Use flood limits in the SearchStax Drupal module to control how many requests Drupal sends to your Search App within a defined time window. This can help reduce the impact of bot traffic, bursty autocomplete traffic, or unexpected indexing spikes before they consume more of your SearchStax service limits.

Flood limits are disabled by default. When enabled, they apply in Drupal before requests are sent to SearchStax.

When to use flood limits

Consider enabling flood limits if you want to reduce request bursts from a single IP address, protect your app from unexpected traffic spikes, or add another layer of control for search and indexing activity.

Note: Flood limits don't change your SearchStax plan limits. They help Drupal send requests more conservatively. For platform-level limits, see Service Limits.

How flood limits work

Flood limits use a sliding time window and a maximum request count.

  • Window: The number of seconds Drupal checks.
  • Limit: The maximum number of requests Drupal allows during that window.

If requests exceed the configured limit during the active window, Drupal suppresses additional requests until traffic falls back under the threshold.

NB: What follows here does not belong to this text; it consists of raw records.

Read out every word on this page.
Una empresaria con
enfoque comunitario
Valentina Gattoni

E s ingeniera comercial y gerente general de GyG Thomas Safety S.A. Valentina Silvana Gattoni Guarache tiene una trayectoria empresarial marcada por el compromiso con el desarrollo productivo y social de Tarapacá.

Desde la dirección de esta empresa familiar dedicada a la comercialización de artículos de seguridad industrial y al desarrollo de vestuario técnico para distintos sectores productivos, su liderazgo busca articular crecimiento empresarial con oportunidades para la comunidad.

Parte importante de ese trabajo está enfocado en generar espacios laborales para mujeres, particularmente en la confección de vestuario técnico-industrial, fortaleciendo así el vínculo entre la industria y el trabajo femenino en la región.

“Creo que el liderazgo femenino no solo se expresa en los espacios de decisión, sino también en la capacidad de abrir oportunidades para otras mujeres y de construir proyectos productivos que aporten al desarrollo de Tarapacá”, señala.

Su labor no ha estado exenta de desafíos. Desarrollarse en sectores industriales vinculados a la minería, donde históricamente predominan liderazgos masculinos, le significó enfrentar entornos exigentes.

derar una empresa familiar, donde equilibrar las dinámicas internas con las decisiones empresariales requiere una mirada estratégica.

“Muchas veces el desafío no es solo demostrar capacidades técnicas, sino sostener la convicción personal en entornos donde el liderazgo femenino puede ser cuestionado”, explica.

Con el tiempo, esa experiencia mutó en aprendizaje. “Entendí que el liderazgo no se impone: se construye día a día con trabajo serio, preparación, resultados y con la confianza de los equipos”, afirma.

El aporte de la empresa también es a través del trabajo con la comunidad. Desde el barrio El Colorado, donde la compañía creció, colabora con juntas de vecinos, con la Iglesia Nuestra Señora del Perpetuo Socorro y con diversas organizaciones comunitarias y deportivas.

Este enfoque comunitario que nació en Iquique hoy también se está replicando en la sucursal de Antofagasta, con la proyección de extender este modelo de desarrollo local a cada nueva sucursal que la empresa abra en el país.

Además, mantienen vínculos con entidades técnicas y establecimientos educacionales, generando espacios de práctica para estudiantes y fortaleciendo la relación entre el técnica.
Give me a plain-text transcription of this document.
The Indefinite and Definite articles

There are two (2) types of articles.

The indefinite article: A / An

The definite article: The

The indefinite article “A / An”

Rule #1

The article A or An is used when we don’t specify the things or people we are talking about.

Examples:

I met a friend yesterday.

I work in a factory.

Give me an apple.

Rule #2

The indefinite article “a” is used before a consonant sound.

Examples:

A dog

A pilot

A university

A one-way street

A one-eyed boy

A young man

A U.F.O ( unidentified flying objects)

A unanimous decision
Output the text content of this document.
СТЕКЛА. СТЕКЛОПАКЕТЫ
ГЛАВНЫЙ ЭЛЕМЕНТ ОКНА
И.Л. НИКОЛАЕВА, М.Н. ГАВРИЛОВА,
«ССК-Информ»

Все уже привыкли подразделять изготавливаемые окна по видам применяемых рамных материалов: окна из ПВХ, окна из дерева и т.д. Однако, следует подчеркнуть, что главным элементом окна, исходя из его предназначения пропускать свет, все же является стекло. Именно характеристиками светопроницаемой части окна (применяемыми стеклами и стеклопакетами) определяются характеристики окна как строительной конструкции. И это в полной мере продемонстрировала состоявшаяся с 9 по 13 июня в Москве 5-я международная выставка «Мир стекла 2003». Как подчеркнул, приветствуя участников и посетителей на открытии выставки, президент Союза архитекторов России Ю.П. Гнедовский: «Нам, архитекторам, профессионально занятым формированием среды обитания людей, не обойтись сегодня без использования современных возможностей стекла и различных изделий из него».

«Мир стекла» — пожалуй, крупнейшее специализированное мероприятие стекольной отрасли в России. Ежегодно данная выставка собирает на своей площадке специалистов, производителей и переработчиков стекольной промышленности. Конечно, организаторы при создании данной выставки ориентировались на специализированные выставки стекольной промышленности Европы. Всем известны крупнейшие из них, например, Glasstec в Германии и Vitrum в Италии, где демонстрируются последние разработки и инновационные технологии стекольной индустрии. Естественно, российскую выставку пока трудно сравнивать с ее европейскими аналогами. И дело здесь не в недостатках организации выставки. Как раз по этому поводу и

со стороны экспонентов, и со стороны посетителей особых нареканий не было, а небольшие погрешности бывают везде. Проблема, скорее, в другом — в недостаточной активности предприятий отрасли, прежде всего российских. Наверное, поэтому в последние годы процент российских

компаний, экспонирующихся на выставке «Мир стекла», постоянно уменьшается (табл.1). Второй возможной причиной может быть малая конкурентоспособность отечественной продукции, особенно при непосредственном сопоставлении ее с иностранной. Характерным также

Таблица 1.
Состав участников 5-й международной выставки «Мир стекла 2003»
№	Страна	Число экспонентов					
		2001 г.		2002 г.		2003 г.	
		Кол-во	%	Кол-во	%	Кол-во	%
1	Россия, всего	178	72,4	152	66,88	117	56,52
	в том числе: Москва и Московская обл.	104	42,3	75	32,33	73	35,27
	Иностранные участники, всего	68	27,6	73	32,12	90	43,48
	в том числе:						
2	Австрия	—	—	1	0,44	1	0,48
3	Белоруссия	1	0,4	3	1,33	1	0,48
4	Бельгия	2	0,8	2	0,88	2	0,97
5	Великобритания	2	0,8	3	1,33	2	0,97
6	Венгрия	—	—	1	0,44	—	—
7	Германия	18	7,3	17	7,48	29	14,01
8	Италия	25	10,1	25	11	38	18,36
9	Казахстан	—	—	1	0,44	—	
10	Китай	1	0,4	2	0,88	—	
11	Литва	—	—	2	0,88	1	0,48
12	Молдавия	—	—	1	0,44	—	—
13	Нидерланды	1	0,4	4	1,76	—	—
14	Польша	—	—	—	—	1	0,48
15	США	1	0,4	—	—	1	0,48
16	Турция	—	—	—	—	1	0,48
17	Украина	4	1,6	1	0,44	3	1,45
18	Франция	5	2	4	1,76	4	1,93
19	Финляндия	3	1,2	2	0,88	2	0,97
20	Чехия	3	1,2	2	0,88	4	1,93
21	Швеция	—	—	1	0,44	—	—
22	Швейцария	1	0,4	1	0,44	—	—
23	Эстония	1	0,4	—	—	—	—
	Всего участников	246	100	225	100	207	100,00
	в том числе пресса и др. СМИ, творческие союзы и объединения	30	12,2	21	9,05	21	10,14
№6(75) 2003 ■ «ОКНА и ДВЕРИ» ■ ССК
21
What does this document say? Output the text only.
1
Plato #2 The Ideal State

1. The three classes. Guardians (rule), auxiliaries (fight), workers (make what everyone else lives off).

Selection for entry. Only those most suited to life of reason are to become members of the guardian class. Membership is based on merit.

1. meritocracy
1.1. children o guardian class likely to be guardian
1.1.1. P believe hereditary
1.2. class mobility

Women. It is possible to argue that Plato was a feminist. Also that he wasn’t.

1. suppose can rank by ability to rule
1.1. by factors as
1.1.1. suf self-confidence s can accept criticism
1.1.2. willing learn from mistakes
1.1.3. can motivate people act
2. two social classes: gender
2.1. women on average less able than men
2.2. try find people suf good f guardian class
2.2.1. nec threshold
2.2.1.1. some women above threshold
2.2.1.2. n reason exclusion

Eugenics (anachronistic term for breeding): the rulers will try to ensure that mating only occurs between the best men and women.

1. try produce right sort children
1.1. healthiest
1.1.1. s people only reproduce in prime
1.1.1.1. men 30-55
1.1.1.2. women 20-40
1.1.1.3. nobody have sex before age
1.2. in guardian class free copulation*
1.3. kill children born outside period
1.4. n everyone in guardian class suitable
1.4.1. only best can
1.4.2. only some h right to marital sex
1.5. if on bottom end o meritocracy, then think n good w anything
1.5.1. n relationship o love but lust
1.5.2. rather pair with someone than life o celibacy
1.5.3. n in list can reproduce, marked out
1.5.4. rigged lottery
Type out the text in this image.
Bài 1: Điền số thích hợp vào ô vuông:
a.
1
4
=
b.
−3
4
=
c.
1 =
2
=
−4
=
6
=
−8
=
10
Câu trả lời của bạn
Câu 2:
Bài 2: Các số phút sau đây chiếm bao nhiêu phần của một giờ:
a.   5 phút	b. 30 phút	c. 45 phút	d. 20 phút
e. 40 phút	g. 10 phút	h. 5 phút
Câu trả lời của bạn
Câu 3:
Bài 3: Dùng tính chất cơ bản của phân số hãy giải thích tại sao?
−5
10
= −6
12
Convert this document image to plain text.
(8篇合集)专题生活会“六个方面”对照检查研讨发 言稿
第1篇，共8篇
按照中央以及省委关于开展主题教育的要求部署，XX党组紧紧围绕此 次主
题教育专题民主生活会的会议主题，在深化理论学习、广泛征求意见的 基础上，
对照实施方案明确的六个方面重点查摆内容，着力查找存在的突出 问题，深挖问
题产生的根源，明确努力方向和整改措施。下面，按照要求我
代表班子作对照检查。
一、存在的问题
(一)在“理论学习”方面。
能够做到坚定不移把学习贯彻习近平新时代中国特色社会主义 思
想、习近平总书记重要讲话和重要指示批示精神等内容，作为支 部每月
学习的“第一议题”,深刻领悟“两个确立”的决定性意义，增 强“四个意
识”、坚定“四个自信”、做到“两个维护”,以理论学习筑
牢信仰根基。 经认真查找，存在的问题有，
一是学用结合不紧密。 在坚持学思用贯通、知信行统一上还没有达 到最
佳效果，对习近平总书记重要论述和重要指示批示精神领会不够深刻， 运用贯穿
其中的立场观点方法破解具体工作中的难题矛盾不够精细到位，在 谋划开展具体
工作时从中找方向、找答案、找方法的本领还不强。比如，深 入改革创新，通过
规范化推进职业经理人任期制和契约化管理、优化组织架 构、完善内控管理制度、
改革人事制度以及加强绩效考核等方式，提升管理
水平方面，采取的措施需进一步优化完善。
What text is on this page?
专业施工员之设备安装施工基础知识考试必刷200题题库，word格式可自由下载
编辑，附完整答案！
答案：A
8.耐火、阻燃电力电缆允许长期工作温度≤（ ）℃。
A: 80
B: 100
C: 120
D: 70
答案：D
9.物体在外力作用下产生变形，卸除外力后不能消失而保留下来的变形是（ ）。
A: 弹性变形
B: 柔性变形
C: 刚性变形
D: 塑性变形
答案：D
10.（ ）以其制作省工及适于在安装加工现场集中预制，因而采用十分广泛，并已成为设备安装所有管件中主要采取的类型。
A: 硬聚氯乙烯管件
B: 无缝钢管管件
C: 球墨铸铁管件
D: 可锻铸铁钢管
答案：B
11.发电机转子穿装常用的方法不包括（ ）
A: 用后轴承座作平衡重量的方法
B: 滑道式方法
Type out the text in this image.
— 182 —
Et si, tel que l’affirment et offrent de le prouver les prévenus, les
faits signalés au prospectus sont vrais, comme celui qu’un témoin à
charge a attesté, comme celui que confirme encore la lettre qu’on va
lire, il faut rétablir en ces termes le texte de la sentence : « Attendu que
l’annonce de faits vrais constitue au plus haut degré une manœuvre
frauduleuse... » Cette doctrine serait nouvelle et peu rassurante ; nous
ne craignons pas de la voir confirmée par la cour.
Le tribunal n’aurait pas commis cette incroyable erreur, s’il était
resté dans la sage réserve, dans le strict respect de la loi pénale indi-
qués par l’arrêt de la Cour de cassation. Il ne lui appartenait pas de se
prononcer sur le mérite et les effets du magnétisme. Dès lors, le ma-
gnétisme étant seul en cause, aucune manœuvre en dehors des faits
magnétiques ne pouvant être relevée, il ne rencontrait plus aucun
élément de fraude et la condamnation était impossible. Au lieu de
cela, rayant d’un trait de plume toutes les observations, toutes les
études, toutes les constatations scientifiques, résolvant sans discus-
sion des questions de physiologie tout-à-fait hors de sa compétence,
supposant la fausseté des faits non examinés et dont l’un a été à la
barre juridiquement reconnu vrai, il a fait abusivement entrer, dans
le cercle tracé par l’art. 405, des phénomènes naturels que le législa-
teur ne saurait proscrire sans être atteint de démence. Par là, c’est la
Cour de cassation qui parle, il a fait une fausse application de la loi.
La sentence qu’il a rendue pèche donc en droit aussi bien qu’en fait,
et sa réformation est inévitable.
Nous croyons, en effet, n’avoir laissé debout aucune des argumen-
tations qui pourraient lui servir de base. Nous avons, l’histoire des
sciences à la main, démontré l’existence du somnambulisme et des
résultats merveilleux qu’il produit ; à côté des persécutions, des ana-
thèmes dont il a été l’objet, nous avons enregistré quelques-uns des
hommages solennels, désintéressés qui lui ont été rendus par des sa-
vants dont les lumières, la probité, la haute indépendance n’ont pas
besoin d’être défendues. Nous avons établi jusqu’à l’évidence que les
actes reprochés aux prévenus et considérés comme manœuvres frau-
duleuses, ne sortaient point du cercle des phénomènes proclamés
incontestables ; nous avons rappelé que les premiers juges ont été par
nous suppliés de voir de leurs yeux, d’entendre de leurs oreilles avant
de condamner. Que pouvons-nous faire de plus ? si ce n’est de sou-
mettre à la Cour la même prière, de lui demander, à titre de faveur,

Search and update operations

  • Search operations: API requests for search, autocomplete, and auto-suggestion activity. Autocomplete requests are part of the search flood limit.
  • Update operations: API requests that index batches of items into a Search App.

You can configure separate window and limit values for search operations and update operations.

Configure flood limits

  1. In Drupal, go to Configuration > Search and metadata > SearchStax settings.
  2. Enable flood control for the operation you want to limit.
  3. Enter a window value in seconds.
  4. Enter the maximum number of requests allowed in that window.
  5. Save your changes.

Example configuration

  • Search Window: 60
  • Search Limit: 60
  • Update Window: 10
  • Update Limit: 10

In this example, Drupal allows up to 60 search requests in any 60-second sliding window and up to 10 update requests in any 10-second sliding window.

If your Drupal site uses autocomplete, those requests count toward the search window and search limit.

Choose starting values carefully

Start with values that reduce abusive or accidental bursts without interrupting normal user behavior. If your site has high legitimate traffic, test in a lower environment first and adjust gradually.

Tip: If you're troubleshooting request-limit errors, review 429, 401, and Other API Errors alongside your Drupal module settings.